Je lui ai demandé s’ils avaient été désagréables. Non. Pas du tout. Seulement inquiets des jours à venir.

Elle a prévenu que le mardi suivant, elle reviendrait ici avec un visiteur, un ami, un Français. Les policiers ont répondu que ce n’étaient pas les Français qu’ils craignaient, mais tous les Irlandais du monde.

— Vous pensez que l’IRA peut lui faire des ennuis ? a demandé le jeune flic.

— Non. Ni lui en faire, ni empêcher qu’on lui en fasse, a répondu Sheila.

— Alors il est mal, a murmuré le vieux.

Nous nous sommes levés de table. La vaisselle attendrait l’année prochaine. Sheila a hésité, s’est approchée de moi. Je l’ai prise dans mes bras, mon visage perdu dans ses cheveux gris. C’était l’instant des vœux. Nous sommes restés un instant comme ça, nos ombres dansant sur le mur.

— Bonne chance à nous, a chuchoté ma femme.

— Bonne chance à toi.

Sa chaleur, sa peau d’automne, la fumée de bois dans ses cheveux. J’ai serré ses sanglots contre moi.

Et soudain, sa voix brusque.

— Mon Dieu, Tyrone ! Qu’est-ce que tu nous as fait ?
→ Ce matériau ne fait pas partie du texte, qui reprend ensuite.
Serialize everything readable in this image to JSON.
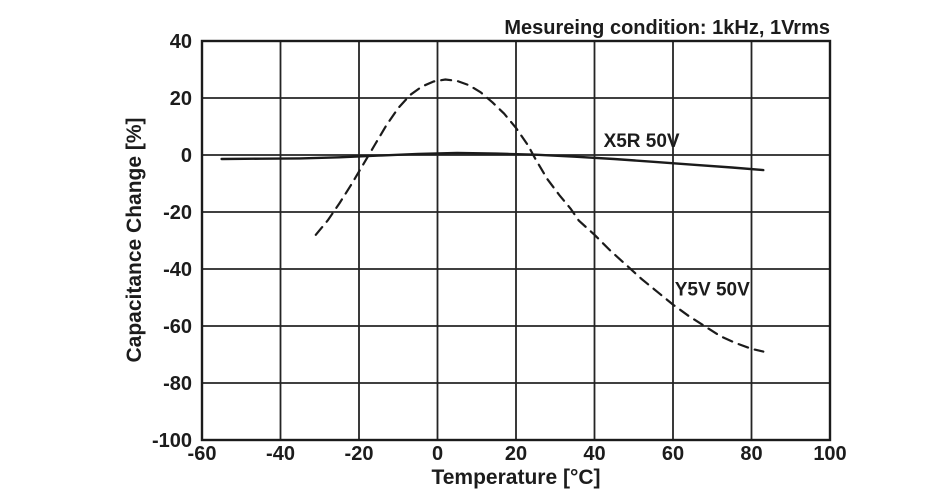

C’était une souffrance, pas une question. Je l’ai enlacée davantage. J’ai pleuré moi aussi, sans que mon corps en parle. Un chagrin d’orphelin. Sans plus rien, ni la mère, ni le père, ni la maison, ni la terre qui le nourrit, ni le ciel qui le protège. Une épouvante de solitude, le silence à tout jamais. Et le froid pour toujours, tellement de froid. Je me suis dégoûté. Je pleurais sur moi.

— Qu’est-ce que je vais devenir ? a demandé ma femme.

Je lui ai dit qu’il y avait Jack, ses amis, son pays.

— C’était toi, mon pays, petit homme.

Et elle s’est détachée, masquant sa tristesse de la main. Elle s’est couchée, avec mon pull et ses chaussettes, s’est tournée vers le mur pour chercher le sommeil. Nous l’avions perdu tous les deux, ce sommeil. Elle depuis dix jours, moi depuis vingt-cinq ans.